Avec +0,597°C au-dessus de la moyenne 1981-2010, le mois de janvier 2020 est le 2e plus chaud des archives NCEP-NCAR. L’année 2020 commence donc sur de solides bases, l’anomalie de janvier se situant dans la lignée de la moyenne 2019.
Les réanalyses comme NCEP-NCAR intègrent de multiples observations dans un modèle permettant de suivre quasi quotidiennement l’évolution du climat. Les données sont donc immédiatement publiées, contrairement aux bilans mensuels des stations au sol.
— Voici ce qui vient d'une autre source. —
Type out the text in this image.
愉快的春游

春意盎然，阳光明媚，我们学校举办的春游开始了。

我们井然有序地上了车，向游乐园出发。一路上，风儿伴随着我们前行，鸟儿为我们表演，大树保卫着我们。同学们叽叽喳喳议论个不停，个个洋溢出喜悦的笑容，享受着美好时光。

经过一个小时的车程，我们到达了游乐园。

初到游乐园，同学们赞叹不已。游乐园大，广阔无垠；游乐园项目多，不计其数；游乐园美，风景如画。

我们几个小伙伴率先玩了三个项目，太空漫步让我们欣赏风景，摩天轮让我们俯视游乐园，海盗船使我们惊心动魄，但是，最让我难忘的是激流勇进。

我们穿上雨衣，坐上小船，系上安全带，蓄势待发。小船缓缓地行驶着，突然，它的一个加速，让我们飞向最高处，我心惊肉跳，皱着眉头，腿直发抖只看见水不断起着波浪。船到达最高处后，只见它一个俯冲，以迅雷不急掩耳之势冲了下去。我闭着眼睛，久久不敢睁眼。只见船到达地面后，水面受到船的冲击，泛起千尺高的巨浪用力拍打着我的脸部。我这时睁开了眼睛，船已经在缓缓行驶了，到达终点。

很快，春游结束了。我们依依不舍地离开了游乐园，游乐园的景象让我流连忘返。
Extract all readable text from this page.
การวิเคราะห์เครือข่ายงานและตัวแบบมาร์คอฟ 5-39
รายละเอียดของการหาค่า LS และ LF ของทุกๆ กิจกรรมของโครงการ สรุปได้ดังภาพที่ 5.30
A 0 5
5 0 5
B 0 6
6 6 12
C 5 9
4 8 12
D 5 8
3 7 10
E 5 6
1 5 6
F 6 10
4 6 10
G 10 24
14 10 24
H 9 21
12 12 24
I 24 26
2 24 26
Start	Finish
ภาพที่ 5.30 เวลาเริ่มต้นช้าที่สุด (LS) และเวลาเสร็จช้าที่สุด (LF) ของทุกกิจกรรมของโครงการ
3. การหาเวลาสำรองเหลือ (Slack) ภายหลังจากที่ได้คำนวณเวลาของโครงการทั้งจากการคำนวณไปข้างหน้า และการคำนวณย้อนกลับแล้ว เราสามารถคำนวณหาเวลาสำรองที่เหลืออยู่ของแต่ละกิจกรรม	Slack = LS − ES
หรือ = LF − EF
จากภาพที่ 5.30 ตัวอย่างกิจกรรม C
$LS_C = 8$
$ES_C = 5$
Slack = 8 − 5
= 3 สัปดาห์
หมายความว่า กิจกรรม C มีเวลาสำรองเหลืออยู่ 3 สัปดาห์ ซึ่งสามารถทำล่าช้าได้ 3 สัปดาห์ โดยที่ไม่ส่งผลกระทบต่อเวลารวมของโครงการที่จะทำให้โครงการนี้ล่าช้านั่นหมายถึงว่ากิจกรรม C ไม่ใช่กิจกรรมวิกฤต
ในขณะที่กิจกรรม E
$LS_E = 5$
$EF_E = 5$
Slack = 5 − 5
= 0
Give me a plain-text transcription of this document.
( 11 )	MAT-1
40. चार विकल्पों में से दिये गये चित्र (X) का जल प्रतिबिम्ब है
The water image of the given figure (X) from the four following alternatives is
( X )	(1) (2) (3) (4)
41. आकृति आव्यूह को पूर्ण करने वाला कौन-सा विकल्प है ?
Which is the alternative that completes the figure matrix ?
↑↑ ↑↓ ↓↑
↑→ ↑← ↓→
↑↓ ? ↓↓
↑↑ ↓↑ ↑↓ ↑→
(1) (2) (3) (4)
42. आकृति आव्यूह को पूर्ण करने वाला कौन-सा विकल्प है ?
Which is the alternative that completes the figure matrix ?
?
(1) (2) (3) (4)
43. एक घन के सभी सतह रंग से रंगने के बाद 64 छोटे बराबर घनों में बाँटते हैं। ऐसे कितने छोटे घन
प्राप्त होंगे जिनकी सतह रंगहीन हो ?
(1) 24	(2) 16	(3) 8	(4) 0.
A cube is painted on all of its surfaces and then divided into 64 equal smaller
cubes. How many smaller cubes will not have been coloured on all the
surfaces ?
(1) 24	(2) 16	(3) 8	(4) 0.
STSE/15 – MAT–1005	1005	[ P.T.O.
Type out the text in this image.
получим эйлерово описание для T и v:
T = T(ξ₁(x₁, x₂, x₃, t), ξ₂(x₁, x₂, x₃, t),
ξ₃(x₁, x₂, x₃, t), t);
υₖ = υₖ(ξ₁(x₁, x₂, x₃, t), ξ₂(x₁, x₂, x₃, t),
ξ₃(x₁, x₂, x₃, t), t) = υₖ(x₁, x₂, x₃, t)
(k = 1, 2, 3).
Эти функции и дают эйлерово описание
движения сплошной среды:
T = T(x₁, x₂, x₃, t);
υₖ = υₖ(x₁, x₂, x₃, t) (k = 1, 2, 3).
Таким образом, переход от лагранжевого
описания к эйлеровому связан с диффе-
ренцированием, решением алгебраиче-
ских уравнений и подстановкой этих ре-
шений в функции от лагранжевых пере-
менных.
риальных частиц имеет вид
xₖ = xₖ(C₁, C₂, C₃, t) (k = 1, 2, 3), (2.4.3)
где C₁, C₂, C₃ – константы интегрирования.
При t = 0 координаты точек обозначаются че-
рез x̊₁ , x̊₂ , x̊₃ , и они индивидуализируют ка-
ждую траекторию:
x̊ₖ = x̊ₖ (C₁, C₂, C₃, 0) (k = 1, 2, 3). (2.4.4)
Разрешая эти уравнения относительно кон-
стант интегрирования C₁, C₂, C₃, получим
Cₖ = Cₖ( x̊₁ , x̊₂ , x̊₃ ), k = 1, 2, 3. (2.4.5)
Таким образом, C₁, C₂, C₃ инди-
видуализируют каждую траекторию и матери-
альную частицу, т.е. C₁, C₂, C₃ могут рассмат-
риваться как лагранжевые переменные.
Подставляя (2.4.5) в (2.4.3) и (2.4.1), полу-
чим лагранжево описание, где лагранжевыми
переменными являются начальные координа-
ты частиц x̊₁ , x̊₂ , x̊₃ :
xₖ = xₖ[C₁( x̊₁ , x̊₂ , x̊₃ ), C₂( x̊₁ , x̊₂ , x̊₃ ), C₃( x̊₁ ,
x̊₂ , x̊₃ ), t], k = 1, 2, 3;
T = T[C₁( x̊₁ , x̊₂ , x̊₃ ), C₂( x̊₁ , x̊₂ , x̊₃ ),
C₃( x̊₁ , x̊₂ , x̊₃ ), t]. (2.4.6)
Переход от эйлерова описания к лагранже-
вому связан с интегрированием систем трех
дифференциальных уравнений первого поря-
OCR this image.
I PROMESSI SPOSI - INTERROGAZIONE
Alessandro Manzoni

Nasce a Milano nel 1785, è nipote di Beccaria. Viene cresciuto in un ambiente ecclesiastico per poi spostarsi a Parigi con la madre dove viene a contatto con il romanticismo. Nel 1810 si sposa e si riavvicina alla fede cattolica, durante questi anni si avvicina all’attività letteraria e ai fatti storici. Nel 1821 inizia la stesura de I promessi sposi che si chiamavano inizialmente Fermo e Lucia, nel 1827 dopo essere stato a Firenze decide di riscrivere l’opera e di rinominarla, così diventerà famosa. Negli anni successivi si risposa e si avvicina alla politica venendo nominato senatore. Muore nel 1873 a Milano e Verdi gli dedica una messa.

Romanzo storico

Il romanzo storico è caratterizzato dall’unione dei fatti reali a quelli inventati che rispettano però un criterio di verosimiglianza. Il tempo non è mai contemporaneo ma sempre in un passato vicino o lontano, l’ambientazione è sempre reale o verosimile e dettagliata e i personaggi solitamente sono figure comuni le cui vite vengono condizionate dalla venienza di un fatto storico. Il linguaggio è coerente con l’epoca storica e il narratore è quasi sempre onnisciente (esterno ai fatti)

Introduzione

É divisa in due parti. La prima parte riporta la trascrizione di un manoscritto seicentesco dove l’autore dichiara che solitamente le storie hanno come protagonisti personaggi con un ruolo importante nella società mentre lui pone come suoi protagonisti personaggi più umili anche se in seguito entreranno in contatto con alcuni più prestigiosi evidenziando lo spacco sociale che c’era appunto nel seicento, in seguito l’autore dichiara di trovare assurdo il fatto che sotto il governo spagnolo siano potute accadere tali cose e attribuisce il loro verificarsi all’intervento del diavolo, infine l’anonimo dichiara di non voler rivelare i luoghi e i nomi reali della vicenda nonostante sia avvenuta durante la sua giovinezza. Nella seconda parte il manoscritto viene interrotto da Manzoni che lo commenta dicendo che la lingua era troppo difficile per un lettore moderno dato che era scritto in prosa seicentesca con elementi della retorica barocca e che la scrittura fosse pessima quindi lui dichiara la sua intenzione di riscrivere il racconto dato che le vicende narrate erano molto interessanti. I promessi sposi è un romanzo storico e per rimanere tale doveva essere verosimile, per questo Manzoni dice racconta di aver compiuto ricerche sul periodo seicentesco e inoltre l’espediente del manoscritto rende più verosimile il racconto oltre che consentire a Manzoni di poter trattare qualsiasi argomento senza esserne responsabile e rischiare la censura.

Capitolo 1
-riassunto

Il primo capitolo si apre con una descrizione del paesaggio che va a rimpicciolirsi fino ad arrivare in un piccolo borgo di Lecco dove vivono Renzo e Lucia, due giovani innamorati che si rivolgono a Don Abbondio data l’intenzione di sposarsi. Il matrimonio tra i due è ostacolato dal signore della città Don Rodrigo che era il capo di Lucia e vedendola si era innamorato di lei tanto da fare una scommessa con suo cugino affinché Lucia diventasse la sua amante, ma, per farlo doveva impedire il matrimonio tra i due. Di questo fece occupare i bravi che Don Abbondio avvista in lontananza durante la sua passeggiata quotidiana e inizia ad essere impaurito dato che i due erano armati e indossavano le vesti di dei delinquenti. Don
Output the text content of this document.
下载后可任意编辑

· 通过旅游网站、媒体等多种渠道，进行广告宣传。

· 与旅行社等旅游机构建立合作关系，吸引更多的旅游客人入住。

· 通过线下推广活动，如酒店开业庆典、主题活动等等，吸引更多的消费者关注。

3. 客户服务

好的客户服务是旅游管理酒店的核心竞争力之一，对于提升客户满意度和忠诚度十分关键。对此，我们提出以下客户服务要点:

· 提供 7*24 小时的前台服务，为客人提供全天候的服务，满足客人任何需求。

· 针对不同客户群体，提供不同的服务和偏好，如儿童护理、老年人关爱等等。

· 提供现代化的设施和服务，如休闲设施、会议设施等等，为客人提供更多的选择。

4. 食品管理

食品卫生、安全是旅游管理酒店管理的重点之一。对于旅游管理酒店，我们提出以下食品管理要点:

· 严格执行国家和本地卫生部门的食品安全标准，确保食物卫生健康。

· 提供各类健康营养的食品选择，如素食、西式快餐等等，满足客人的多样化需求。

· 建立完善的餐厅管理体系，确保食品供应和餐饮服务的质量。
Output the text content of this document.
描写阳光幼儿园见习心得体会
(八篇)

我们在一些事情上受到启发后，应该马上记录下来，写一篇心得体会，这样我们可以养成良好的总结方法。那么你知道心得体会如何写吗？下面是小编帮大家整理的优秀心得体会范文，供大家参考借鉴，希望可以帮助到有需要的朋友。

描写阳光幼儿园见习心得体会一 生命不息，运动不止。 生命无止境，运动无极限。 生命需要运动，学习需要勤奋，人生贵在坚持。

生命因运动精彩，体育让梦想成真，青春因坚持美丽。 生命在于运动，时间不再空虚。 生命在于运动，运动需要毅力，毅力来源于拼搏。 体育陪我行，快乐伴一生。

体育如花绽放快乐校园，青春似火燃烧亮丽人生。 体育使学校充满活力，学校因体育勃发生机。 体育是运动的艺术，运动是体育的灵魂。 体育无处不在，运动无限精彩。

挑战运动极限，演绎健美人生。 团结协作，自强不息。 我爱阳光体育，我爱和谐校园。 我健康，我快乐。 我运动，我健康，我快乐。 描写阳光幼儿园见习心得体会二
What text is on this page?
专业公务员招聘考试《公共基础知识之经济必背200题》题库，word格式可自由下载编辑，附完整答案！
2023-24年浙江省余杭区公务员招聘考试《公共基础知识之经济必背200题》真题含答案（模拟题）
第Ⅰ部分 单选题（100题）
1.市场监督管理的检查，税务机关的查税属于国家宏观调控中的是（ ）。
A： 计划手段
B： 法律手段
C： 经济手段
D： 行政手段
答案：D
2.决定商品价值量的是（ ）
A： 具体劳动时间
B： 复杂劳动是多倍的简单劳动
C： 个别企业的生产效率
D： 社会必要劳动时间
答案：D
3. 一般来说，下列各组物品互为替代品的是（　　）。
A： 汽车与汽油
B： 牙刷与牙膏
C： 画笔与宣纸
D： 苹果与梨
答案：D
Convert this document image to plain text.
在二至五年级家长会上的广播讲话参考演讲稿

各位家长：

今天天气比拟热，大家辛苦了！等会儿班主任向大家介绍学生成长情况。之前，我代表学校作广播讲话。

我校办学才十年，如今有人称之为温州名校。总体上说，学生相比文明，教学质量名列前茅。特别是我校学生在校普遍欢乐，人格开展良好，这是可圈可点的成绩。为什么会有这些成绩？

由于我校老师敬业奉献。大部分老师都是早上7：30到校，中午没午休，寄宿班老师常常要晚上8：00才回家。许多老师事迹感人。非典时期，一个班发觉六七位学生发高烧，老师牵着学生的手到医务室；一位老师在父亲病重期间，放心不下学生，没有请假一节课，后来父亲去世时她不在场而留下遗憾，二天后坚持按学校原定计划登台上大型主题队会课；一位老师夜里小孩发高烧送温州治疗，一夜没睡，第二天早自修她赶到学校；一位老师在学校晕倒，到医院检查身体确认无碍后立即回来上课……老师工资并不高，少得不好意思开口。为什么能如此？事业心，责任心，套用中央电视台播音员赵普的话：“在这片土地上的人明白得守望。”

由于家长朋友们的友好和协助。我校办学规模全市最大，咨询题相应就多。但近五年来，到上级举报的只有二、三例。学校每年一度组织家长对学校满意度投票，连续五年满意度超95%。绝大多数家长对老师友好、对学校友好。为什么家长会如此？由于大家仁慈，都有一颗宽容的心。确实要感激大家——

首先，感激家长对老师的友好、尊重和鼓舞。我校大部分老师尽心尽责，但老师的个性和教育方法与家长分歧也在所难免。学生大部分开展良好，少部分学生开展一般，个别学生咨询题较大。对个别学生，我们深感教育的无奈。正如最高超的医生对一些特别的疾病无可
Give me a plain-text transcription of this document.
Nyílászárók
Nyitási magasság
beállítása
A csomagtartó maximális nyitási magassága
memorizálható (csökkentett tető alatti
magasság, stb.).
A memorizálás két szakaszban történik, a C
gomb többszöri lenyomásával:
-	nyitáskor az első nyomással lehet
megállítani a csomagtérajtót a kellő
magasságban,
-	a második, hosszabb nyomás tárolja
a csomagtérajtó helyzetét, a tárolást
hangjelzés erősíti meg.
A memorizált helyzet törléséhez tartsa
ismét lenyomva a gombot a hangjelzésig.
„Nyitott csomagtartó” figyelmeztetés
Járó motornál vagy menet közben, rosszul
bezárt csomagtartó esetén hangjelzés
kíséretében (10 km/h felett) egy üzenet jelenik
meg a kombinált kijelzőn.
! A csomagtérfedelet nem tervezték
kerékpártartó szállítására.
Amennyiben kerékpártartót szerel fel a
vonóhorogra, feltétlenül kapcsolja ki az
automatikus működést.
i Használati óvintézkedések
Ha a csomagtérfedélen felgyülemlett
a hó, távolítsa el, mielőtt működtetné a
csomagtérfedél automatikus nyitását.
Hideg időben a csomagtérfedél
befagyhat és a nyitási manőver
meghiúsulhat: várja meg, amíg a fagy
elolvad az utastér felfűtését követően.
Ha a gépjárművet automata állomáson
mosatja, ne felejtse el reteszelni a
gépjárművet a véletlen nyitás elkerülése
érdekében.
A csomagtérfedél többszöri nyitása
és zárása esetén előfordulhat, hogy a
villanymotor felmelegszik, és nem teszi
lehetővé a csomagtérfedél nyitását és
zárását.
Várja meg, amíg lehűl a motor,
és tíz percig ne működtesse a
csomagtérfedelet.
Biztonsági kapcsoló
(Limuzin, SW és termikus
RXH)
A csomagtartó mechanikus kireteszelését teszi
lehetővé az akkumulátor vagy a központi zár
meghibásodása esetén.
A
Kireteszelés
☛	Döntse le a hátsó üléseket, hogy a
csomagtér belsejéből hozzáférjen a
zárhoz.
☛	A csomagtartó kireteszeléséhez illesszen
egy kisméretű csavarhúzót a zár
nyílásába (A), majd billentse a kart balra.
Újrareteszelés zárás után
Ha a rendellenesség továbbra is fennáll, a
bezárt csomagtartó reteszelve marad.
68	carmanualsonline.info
Les réanalyses permettent ainsi de se faire une idée des futures annonces des agences comme la NASA, la NOAA et le Met Office qui ne sont pas faites avant le milieu du mois suivant (en l’occurrence à la mi-février).
Le top 10 des mois de janvier les plus chauds
Avec +0,597°C au-dessus de la moyenne 1981-2010, le mois de janvier 2020 est le 2e plus chaud des annales NCEP-NCAR qui remontent à 1948. L’anomalie de température mondiale est en baisse par rapport à décembre 2019 mais dans la lignée de la moyenne de l’an dernier. L’année 2019 a en effet été la 2e plus chaude des mesures avec une anomalie de +0,57°C sur 12 mois, d’après NCEP-NCAR.

On peut voir ci-dessous l’évolution de la température mondiale en janvier avec une tendance de fond au réchauffement depuis 1948. La tendance est de +0,092°C par décennie depuis 1948, avec une accélération sur les 20 dernières années à +0,217°C.

Les anomalies régionales en janvier 2020
Le record de chaleur a été battu dans l’hémisphère sud en janvier 2020 avec une anomalie de +0,377°C, battant les deux précédents pics relevés lors des El Niño extrêmes de 1983 et 2016. Pour l’hémisphère nord, l’anomalie en janvier 2020 se situe au 2e rang avec +0,826°C, derrière le maximum de 2016. A noter que les anomalies sont habituellement moins importantes dans l’hémisphère sud, ce qui explique qu’un +0,377°C puisse être un record dans cet hémisphère.
On relève en ce mois de janvier 2020 des anomalies particulièrement positives en Scandinavie et en Russie. Pour la première fois de l’histoire des relevés, Oslo, Stockholm, Helsinki et Copenhague ont connu des températures au-dessus du point de congélation (0°C) tous les jours du mois de janvier. Record de chaleur au Danemark avec une température moyenne de 5,5°C, battant le précédent pic de 2007 (5°C). Même chose pour 60% de la Finlande, selon Mika Rantanen, chercheur au Finnish Meteorological Institute. A Helsinki, la température a atteint une moyenne de 3°C, battant le précédent record de 1,6°C. A Moscou (Russie), c’est la première fois en 200 années de mesures que la température moyenne d’un mois de janvier n’est pas négative, d’après Etienne Kapikan, de Météo France.

Des conditions ENSO neutres prévalent actuellement dans le Pacifique, d’après la NOAA. Les températures de surface de la mer équatoriale sont proches de la moyenne dans l’océan Pacifique et la circulation atmosphérique tropicale est généralement compatible avec des conditions ENSO-neutre. Cette situation devrait perdurer jusqu’au printemps 2020 dans l’hémisphère Nord (~ 60% chance), voire se poursuivre jusqu’à l’été 2020 (~ 50% de chance).